Escribo este post desde un café en Brooklyn, a una semana exactamente de haber llegado a Nueva York.
Ojalá fuera posible que todos los seres humanos experimentaran por una vez en su vida el no ser absolutamente nadie entre paisajes desconocidos y que la causa del maravilloso desencuentro fuera un sueño por hacer realidad.
Ahora mismo me parece que no existe mayor fortuna que la no pertenecia.

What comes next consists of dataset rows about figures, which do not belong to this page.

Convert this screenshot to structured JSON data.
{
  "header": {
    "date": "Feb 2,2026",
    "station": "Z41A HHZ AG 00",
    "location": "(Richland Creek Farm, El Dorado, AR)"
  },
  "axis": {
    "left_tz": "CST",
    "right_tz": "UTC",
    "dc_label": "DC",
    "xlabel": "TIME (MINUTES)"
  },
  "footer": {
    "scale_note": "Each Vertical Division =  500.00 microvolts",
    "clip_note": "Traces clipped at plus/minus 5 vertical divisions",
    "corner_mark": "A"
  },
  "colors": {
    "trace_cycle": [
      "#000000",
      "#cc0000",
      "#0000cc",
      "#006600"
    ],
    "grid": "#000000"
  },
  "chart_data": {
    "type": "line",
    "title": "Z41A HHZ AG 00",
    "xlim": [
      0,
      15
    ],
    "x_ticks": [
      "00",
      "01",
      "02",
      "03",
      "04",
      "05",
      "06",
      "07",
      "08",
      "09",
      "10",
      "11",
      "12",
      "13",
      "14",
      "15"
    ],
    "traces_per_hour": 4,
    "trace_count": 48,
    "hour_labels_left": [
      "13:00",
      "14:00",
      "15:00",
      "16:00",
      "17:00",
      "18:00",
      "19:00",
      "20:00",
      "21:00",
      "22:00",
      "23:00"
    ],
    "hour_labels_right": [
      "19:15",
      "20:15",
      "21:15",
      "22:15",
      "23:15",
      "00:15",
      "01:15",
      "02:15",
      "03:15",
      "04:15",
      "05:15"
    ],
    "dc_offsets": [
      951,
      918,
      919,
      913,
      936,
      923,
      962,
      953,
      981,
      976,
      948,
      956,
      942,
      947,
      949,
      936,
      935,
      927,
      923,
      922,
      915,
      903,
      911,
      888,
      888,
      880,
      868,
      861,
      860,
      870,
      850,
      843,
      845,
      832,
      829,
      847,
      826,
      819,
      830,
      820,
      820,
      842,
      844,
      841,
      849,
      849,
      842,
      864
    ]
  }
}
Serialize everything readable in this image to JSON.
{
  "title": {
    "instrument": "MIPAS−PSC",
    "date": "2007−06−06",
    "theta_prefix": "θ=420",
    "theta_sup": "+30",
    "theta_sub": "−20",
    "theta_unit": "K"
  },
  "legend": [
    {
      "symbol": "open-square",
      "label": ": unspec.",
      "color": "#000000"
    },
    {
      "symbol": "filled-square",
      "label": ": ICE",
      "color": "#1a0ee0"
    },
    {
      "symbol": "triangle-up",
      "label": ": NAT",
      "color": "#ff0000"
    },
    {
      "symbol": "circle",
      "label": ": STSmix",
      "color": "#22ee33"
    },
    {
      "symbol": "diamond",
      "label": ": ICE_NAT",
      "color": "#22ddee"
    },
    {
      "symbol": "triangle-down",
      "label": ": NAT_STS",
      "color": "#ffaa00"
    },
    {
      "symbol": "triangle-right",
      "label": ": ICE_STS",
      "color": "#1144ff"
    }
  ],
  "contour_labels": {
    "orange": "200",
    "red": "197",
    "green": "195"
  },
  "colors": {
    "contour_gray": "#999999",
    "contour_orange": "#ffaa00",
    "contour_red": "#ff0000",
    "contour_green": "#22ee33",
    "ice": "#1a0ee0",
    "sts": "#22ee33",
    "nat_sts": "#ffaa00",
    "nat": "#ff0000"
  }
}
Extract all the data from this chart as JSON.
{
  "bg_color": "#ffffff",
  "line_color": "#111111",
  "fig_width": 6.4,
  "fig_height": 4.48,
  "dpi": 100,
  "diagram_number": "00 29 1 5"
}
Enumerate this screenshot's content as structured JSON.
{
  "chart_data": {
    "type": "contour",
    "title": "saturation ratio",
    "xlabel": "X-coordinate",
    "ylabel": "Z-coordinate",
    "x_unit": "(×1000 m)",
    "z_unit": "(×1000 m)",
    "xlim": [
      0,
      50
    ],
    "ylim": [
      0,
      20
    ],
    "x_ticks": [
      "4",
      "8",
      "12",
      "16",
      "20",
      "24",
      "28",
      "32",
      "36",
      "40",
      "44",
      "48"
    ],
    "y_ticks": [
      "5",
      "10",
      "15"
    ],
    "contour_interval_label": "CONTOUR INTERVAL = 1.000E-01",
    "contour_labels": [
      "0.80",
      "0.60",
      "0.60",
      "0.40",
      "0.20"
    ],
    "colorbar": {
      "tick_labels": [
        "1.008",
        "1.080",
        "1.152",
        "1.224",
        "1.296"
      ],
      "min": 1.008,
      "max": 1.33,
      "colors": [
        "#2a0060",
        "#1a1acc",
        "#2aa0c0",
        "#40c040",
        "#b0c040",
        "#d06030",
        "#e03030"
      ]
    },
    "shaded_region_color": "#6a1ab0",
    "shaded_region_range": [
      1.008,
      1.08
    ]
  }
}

Todo es una sorpresa, imposible perder la capacidad de asombro, las personas, de cualquier color y sabor, las estaciones de metro, los conciertos, los grupos sobre el escenario, los aplausos. La gran cantidad de ciclistas, el calor desproporcionado del verano, la lluvia que agradecemos. Las monedas que no logro identificar, el cambio que acumulo en un botecito para no pasar verguenzas usándolo. Las personas que celebran mi nacionalidad sin haber ido a México jamás. Los debates políticos en las lavanderías. El ilimitado esfuerzo de los inmigrantes por mantener sus barrios tan arraigados comos se pueda en su cultura. La comida internacional. La heterogeneidad. Quienes te llevan hasta donde vas. El silencio inexistente. Los helados de yogurt, el café helado. El agresivo aire acondicionado. La infinidad de historias que escuchar. Cruzar en cámara lenta un puente hacia una isla donde incontables seres humanos hacen su vida. Ver agua cada día.
Constantemente olvido quién soy, quién era y a qué he venido. Si estoy aquí de paso o si tarde o temprano me acostumbraré.
Aquí todo sucede al mismo tiempo, “you have to let go the feeling that you are missing something”, me dicen.
“No tengo nada que ver conmigo mismo” – Oliveira.